Tom a attendu en réfléchissant, pour voir s’il oubliait rien ; et il tarde pas à annoncer :

« Oh – y a une chose que j’oubliais. Tu crois que tu pourrais faire pousser une fleur, ici ? »

« Je sais pas, mais ça se peut bien, missié Tom ; c’est qu’y fait bien sombre, et j’ai pas vraiment besoin d’une fleu’, ça c’est vrai, et ça serait bien des complications. »

« Quand même, tu peux essayer. Quelques prisonniers l’ont fait. »

« Une de ces grandes plantes genre molène, qu’y en a qui disent du bouillon blanc, ça pourrait pousser ici, missié Tom, je crois bien, mais elle vaudrait pas la moitié de la peine qu’il faudrait prend’. »

« Faut pas croire ça. On t’en trouvera une petite et tu la planteras dans le coin, là-bas, pour la faire pousser. Et puis faut pas l’appeler molène, faut l’appeler pitchiola – c’est son vrai nom, quand c’est dans une prison. Et tu dois l’arroser avec tes larmes. »

« Mais, j’ai tout plein d’eau de source, missié Tom. »

« Il faut pas mettre de l’eau de source ; il faut l’arroser avec tes larmes. C’est comme ça qu’ils font toujours. »

« Mais, missié Tom, je suis sû’ que je peux en fai’ pousser deux, de ces molènes avec de l’eau de source pendant qu’un au’ il en commence une avec ses larmes. »

« Ça n’a rien à voir. Tu dois le faire avec des larmes. »

« Elle va me mourir ent’ les mains, missié Tom, ça c’est sû’ ; pasque je pieu’ plus ou moins jamais. »

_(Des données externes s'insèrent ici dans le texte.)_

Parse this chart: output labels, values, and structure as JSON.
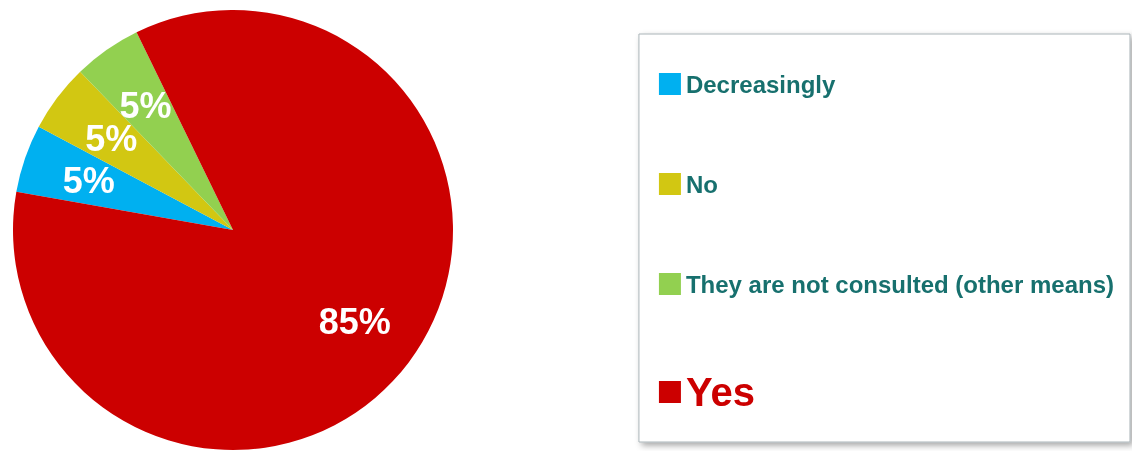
{
  "chart_data": {
    "type": "pie",
    "categories": [
      "Decreasingly",
      "No",
      "They are not consulted (other means)",
      "Yes"
    ],
    "values": [
      5,
      5,
      5,
      85
    ],
    "colors": [
      "#00b0f0",
      "#d2c712",
      "#92d050",
      "#cc0000"
    ],
    "value_labels": [
      "5%",
      "5%",
      "5%",
      "85%"
    ],
    "legend": "right"
  }
}
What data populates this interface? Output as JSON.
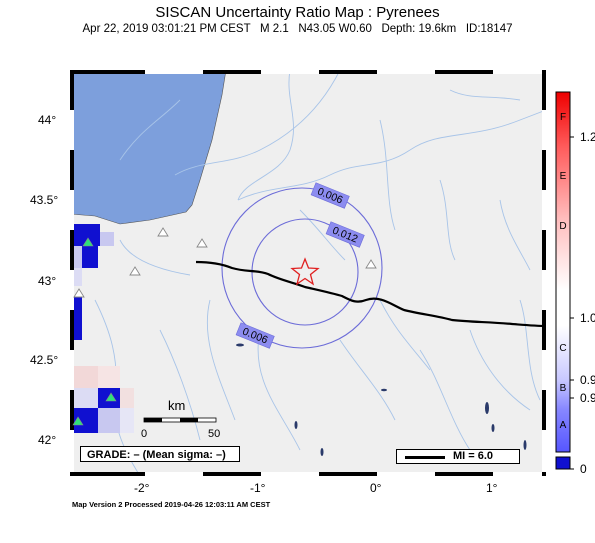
{
  "header": {
    "title": "SISCAN Uncertainty Ratio Map : Pyrenees",
    "subtitle": "Apr 22, 2019 03:01:21 PM CEST   M 2.1   N43.05 W0.60   Depth: 19.6km   ID:18147"
  },
  "axes": {
    "lat_labels": [
      "44°",
      "43.5°",
      "43°",
      "42.5°",
      "42°"
    ],
    "lon_labels": [
      "-2°",
      "-1°",
      "0°",
      "1°"
    ]
  },
  "contours": [
    {
      "label": "0.006"
    },
    {
      "label": "0.012"
    },
    {
      "label": "0.006"
    }
  ],
  "scale_bar": {
    "unit": "km",
    "min_label": "0",
    "max_label": "50"
  },
  "grade": {
    "text": "GRADE: – (Mean sigma: –)"
  },
  "legend": {
    "mi_text": "MI = 6.0"
  },
  "colorbar": {
    "letters": [
      "F",
      "E",
      "D",
      "C",
      "B",
      "A"
    ],
    "values": [
      "1.2",
      "1.0",
      "0.9",
      "0.9",
      "0"
    ]
  },
  "footer": {
    "text": "Map Version 2 Processed 2019-04-26 12:03:11 AM CEST"
  },
  "colors": {
    "sea": "#7d9fdc",
    "land": "#efefef",
    "rivers": "#a8c4e8",
    "contour": "#6c6cd8",
    "border": "#000000",
    "epicenter": "#e02020",
    "station": "#2ee07a"
  },
  "icons": {
    "epicenter": "star-icon",
    "station": "triangle-icon"
  }
}
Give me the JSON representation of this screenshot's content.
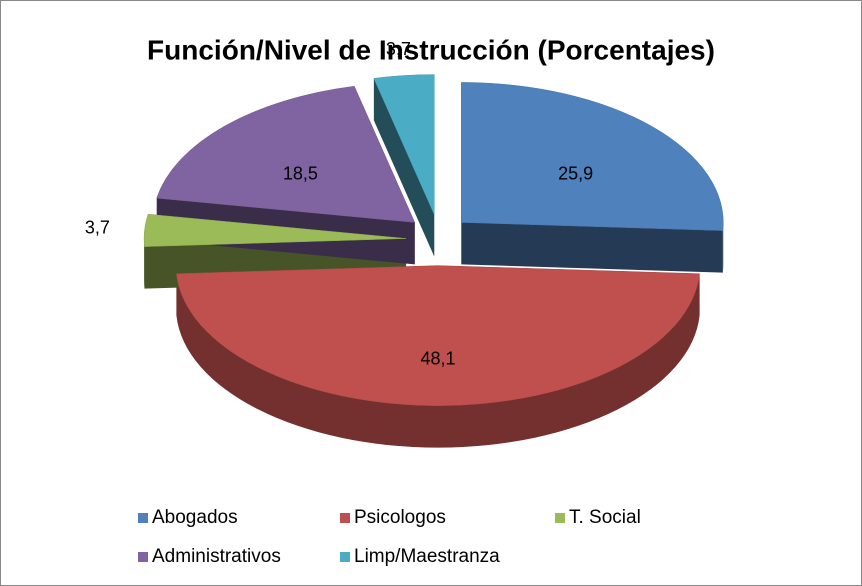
{
  "chart_data": {
    "type": "pie3d",
    "title": "Función/Nivel de Instrucción (Porcentajes)",
    "categories": [
      "Abogados",
      "Psicologos",
      "T. Social",
      "Administrativos",
      "Limp/Maestranza"
    ],
    "values": [
      25.9,
      48.1,
      3.7,
      18.5,
      3.7
    ],
    "value_labels": [
      "25,9",
      "48,1",
      "3,7",
      "18,5",
      "3,7"
    ],
    "colors": [
      "#4f81bd",
      "#c0504d",
      "#9bbb59",
      "#8064a2",
      "#4bacc6"
    ],
    "legend": "bottom"
  }
}
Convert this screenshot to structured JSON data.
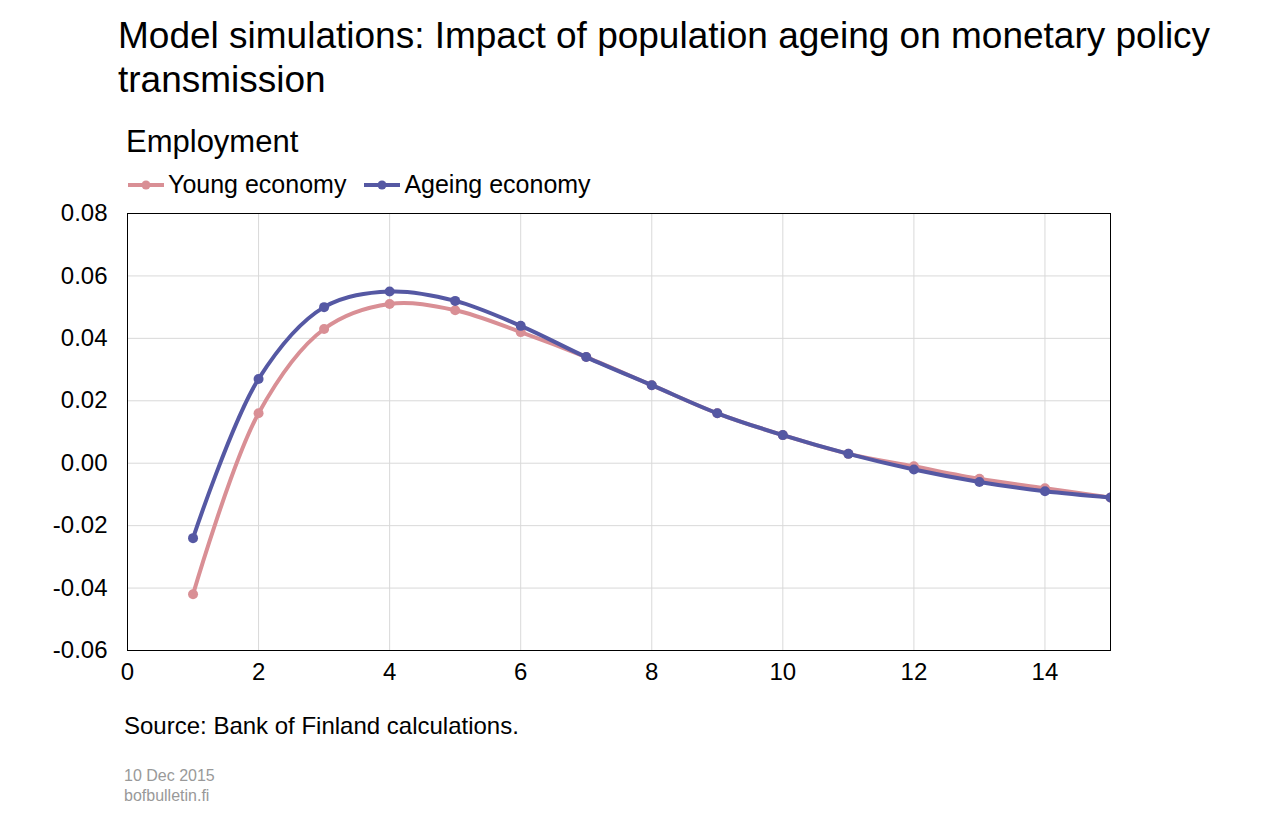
{
  "chart_data": {
    "type": "line",
    "title": "Model simulations: Impact of population ageing on monetary policy transmission",
    "subtitle": "Employment",
    "notes": [
      "Source: Bank of Finland calculations.",
      "10 Dec 2015",
      "bofbulletin.fi"
    ],
    "x": [
      1,
      2,
      3,
      4,
      5,
      6,
      7,
      8,
      9,
      10,
      11,
      12,
      13,
      14,
      15
    ],
    "series": [
      {
        "name": "Young economy",
        "color": "#d98f95",
        "marker": "circle",
        "line_style": "solid",
        "values": [
          -0.042,
          0.016,
          0.043,
          0.051,
          0.049,
          0.042,
          0.034,
          0.025,
          0.016,
          0.009,
          0.003,
          -0.001,
          -0.005,
          -0.008,
          -0.011
        ]
      },
      {
        "name": "Ageing economy",
        "color": "#5558a3",
        "marker": "circle",
        "line_style": "solid",
        "values": [
          -0.024,
          0.027,
          0.05,
          0.055,
          0.052,
          0.044,
          0.034,
          0.025,
          0.016,
          0.009,
          0.003,
          -0.002,
          -0.006,
          -0.009,
          -0.011
        ]
      }
    ],
    "xlim": [
      0,
      15
    ],
    "xticks": [
      0,
      2,
      4,
      6,
      8,
      10,
      12,
      14
    ],
    "ylim": [
      -0.06,
      0.08
    ],
    "yticks": [
      -0.06,
      -0.04,
      -0.02,
      {
        "value": 0,
        "label": "0.00"
      },
      0.02,
      0.04,
      0.06,
      0.08
    ],
    "grid": true,
    "legend": "top-left"
  }
}
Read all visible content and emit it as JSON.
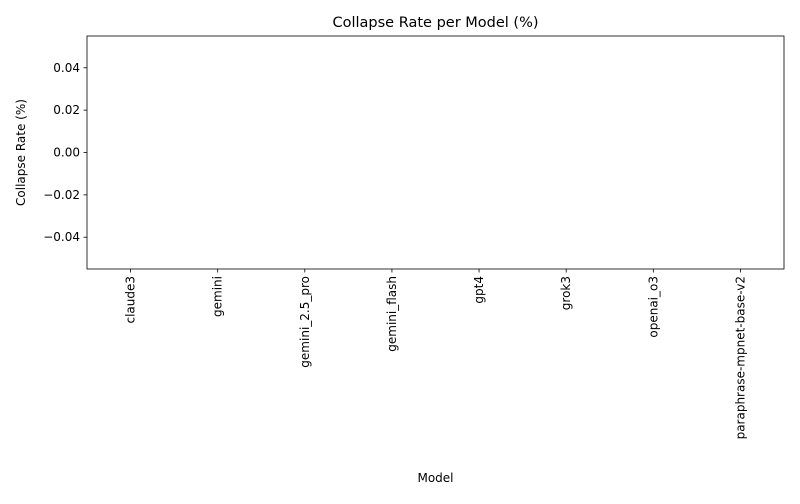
{
  "chart_data": {
    "type": "bar",
    "title": "Collapse Rate per Model (%)",
    "xlabel": "Model",
    "ylabel": "Collapse Rate (%)",
    "categories": [
      "claude3",
      "gemini",
      "gemini_2.5_pro",
      "gemini_flash",
      "gpt4",
      "grok3",
      "openai_o3",
      "paraphrase-mpnet-base-v2"
    ],
    "values": [
      0,
      0,
      0,
      0,
      0,
      0,
      0,
      0
    ],
    "ylim": [
      -0.055,
      0.055
    ],
    "yticks": [
      0.04,
      0.02,
      0.0,
      -0.02,
      -0.04
    ],
    "ytick_labels": [
      "0.04",
      "0.02",
      "0.00",
      "−0.02",
      "−0.04"
    ],
    "grid": false,
    "legend": "none",
    "colors": {
      "bar": "#1f77b4",
      "axes": "#000000",
      "background": "#ffffff"
    }
  }
}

Tom, il était bien coincé. Mais il a étudié la chose, et il a dit que Jim allait devoir travailler le truc le mieux possible avec un oignon. Il a promis qu’il irait dans les cases des nègres, le lendemain matin, et qu’il en mettrait un, en cachette, dans la cafetière de Jim. Jim, il a dit qu’il préférerait de loin « un peu de tabac dans son café » ; et il a tellement critiqué l’idée, et puis le travail et le souci de faire pousser la molène, et de guimbarder les rats, et de caresser et séduire les serpents, les araignées et le reste, en plus de tout ce qu’il fallait faire avec les plumes, et les inscriptions, et le journal, et tous ces trucs, qui voulaient dire plus de problèmes et de soucis et de responsabilités pour un prisonnier que n’importe quoi qu’il avait fait jusque-là, tant et si bien que Tom, il a perdu presque toute sa patience avec lui ; et il a dit qu’il était maintenant enfardené par plus d’occasions merveilleuses que n’importe quel autre prisonnier au monde de se faire un nom ; et pourtant il était trop ignorant pour apprécier tout ça, et que c’était vraiment du travail gâché. Alors, Jim, il a dit qu’il était désolé, et qu’il se conduirait plus comme ça, et ensuite, Tom et moi, on est allés se coucher.